Nous y perdrions de notre influence. La Moldavie y perdrait un peu de son «âme» et une spécificité qui, pourtant, accompagne fortement son développement économique aujourd’hui et l’a aidé jusqu’à présent à se rapprocher de Union européenne.

Quel avenir voyez-vous pour la Moldavie ?

Je crois en la Moldavie, en son avenir politique et économique entre Union européenne et Communauté des Etats Indépendants, en sa jeunesse qui est formidable.
Les Moldaves sont attachants et accueillants. Le pays gagne véritablement à être connu. Ceux qui y arrivent la première fois, se demandent souvent ce qu’ils viennent y faire. Rares sont ceux qui n’en repartent pas «à contrecœur».
Je crois aussi, même si des efforts restent à accomplir, qu’il y a une réelle volonté de la part de ses dirigeants de faire évoluer le pays vers des standards occidentaux, tant sur le plan du développement de l’économie de marché que sur le plan de la gestion politique et administrative.

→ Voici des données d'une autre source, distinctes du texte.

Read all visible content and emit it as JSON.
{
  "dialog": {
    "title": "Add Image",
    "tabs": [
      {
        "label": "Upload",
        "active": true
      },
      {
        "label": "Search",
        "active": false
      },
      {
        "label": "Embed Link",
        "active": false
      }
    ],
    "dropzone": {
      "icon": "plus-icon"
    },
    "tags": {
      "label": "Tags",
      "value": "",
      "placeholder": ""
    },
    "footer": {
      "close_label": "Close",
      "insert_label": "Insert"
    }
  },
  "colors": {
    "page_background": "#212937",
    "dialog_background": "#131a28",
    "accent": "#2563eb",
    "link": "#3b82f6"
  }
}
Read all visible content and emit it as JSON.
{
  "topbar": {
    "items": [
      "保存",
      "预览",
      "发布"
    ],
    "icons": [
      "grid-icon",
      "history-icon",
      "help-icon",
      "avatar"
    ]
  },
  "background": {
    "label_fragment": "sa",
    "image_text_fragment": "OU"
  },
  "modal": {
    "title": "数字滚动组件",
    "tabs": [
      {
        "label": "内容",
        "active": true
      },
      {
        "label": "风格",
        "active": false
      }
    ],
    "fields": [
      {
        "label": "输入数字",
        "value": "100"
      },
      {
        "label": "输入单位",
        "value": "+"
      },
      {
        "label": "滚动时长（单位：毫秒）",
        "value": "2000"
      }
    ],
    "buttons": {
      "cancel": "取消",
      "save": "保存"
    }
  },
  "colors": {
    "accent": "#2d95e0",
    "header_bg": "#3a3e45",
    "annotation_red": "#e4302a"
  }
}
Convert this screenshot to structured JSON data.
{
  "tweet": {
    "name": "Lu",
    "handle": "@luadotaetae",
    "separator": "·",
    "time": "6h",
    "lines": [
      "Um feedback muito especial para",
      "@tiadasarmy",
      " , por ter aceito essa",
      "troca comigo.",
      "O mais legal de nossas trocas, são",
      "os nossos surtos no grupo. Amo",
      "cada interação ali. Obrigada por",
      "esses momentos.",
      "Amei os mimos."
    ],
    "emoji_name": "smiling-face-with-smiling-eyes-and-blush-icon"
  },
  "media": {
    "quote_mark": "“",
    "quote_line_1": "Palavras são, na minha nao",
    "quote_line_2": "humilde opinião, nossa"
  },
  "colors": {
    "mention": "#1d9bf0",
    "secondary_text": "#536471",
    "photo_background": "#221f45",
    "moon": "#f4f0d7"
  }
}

La situation géographique du pays est une chance. Elle est un espace de dialogue entre Est et Ouest, un espace d’échange aussi.
Enfin sa spécificité culturelle, sa double culture slave et latine, le bilinguisme, sont des atouts qu’elle se doit de préserver. La francophonie a son rôle à jouer dans le maintien de cet équilibre culturel qui a contribué à forger l’identité des Moldaves, une identité qui est leur force.